The elevator doors all opened before them. The man and a few of his close associates entered, along with a couple guards. There was plenty of room, but the others in his group would use the lifts to either side. One didn't need surplus ears listening in on this next part.
The doors closed, and he brought the camera pickup close to his face, still looking directly into it, still searching for the recipient of his attention, and for understanding across those hours, those days, and all those many stars. He whispered, the ring pickup automatically raising the recording gain to catch his words, which were hardly above a breath.

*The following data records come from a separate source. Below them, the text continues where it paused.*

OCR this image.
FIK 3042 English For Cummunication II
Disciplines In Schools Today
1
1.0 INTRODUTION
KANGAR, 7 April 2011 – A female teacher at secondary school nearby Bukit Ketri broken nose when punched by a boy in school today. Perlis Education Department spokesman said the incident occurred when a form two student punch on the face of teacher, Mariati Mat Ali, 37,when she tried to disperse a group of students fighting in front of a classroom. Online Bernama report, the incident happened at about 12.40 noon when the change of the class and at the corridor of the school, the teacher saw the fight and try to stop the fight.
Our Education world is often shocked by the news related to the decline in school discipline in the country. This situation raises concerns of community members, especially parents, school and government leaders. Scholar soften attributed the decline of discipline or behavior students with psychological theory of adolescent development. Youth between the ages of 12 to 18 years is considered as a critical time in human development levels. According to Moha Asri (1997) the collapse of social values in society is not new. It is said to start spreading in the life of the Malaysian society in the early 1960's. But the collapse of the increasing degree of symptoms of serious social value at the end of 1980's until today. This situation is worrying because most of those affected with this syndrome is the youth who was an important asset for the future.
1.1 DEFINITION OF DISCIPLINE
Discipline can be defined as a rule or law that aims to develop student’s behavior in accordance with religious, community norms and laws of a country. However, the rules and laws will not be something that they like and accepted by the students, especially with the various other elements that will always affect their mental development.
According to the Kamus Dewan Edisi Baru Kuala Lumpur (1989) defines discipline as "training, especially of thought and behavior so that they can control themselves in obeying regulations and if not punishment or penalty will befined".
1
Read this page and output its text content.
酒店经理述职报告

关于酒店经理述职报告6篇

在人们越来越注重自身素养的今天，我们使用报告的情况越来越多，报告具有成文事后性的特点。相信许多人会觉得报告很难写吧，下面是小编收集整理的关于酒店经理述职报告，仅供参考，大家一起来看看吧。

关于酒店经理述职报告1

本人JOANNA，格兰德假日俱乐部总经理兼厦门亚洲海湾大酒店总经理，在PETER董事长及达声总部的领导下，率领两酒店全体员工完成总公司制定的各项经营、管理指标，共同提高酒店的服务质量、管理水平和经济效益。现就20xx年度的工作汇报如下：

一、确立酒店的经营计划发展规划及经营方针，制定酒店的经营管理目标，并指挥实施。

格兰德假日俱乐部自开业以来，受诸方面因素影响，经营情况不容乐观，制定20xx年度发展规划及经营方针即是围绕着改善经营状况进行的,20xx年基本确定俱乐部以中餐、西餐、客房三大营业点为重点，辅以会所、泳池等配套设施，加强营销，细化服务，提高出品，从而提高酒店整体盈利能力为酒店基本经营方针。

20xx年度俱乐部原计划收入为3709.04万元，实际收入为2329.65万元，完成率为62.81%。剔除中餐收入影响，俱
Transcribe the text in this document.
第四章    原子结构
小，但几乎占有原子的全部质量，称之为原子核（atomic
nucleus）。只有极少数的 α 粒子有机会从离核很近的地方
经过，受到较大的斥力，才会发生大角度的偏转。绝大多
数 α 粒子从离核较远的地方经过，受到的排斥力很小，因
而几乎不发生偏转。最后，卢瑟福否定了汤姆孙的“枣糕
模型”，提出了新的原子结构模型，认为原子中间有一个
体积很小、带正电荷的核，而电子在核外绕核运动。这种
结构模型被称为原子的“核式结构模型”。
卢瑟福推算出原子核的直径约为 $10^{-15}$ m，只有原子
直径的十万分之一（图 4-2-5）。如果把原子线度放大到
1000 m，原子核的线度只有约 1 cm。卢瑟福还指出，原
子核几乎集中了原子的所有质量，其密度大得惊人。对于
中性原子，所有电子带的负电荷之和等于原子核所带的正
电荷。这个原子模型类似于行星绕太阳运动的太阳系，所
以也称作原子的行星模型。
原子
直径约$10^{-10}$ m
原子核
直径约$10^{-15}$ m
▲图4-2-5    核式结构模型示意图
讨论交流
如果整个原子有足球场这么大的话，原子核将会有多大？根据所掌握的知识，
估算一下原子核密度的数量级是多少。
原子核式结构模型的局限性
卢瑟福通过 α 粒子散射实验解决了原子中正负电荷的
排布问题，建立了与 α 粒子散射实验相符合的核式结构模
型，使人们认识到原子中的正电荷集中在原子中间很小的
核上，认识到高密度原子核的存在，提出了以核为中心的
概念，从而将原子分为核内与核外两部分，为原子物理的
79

"The course of events have been tracked and plotted. Many agree. What you managed to do out there may well have curtailed a much larger conflict in the future. We'll never know for sure; knowledge no one will miss. But I am in your debt. That does not happen often, and I dislike it immensely, so I will repay you in coin of equal value: truth."
He cocked his head, and his brows lowered like a sky under the sudden threat of squalls.
"Yes, I am grateful, but the Collage is restless. You are new, and very different, which means change, something they cannot abide. They may seek to use you to their own ends; barring that, they may seek to destroy you. I won't oppose them, either way. It's not in my own interest to do so. I've no idea of your ambitions, but the families are convinced that you have a taste to rise, meaning they must, perforce, seem as the rungs of a ladder to you. Ambition is a hydra, and you've just cut off a head; we know what follows."
He thought about that, and shook his head in annoyance at himself.
"Please do forgive the florid language. It's a danger of the title. Truth must be plain to be of value, so here it is: step lightly. You've fewer friends than it may seem. Some of them, close."
Then he chuckled, dispelling the gravity of the moment: it was far too nice a morning in this wonderful city, upon this delightful world, to be so foreboding. He brought the ring away from his face, dropping the conspiratorial tone. He offered a smile, the authenticity of which even he was unsure.
"And really, do at least try to enjoy yourself! I'm told that everyone has gone to so much trouble."
He looked away then while cutting the call, facing forward with an eagerness, a hunger, a silent prayer to be free of intrigue, if only for some few minutes.